Wellcome Leap is currently headquartered in Los Angeles but includes principals around the world, such as Medini, who is based in Italy. It maintains an independent board chaired by Jay Flatley, the former CEO of Illumina and current acting CEO of Zymergen.
Ken Gabriel, Wellcome Leap's chief operating officer, is based in Cambridge, Massachusetts. He noted that Wellcome Leap is operating according to a unique funding model. Rather than putting out a call for proposals and then accepting the best ones for financing, the organization is liaising with various parties to achieve its own aim of delivering technology breakthroughs.
"We don't select performers, or ask for great ideas and evaluate them against each other and rank them," said Gabriel, who previously was CEO of the Draper Laboratory in Cambridge, a nonprofit research organization focused on technology development. "We rank and evaluate proposals against the objective of the program," he added. "The program director selects the proposals that are best suited to achieve those objectives."

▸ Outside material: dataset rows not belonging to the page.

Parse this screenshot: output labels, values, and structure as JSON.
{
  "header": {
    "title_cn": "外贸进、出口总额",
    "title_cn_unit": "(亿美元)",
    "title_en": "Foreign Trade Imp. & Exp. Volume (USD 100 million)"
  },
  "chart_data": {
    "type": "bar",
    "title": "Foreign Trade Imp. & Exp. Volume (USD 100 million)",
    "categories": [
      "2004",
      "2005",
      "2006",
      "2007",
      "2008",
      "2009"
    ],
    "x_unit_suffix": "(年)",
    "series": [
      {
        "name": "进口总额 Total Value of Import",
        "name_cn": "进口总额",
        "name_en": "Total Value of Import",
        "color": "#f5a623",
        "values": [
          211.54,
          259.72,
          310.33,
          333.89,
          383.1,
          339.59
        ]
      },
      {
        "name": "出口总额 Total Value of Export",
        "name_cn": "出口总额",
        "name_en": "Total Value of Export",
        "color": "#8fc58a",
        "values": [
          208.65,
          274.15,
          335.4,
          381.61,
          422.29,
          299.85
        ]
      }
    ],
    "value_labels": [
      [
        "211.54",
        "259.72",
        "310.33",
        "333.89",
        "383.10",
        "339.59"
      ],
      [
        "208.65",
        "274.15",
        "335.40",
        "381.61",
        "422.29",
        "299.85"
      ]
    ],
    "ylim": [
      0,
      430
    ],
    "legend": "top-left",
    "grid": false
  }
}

In addition to R3, Wellcome Leap is also funding research programs focused on depression, tissue state, human organs, and children's cognitive health. While the programs are run independently of each other, they all sit at the intersection of life sciences, engineering, and the physical sciences.
"We don't fund exclusively life sciences activities or engineering activities or physical sciences," noted Gabriel. "We see that intersection space as rich with opportunities for breakthroughs. That is fundamentally the key difference in this model. We invest to make breakthroughs in capabilities."
Gabriel likened the ambitions of R3 to developments in the semiconductor industry. "In the 1950s and 1960s, semiconductors and electronics were precious things that you only used for important projects like the space program," he said. "Now that it is no longer a precious technology, you can open up the technology and it creates a virtuous cycle of new products that generate demand for new facilities."
With RNA, though, Gabriel cautioned that the goal should not be to just set up a big foundry that collects dust while the world waits for the next pandemic, but rather to have a well-greased machine in place, so when that capacity is needed, the supply is already there. "When the next pandemic comes along, you will have an existing manufacturing base that you can move to make what you need and then return it to standard production," he said.
Gabriel said some but not all of the components to meet the goals of R3 are in place yet. "We think that some of the pieces exist, but six months from now, we will find out something doesn't exist," he said. "Then we will need to work on it and make it happen."
Like Medini, Gabriel also could not comment on what specific technologies will be used in R3, but he said the effort is not necessarily wedded to any approach. "We may make multiple shots on goal and try different approaches," he said. "Our guiding principle is what will help us achieve the objectives of the program."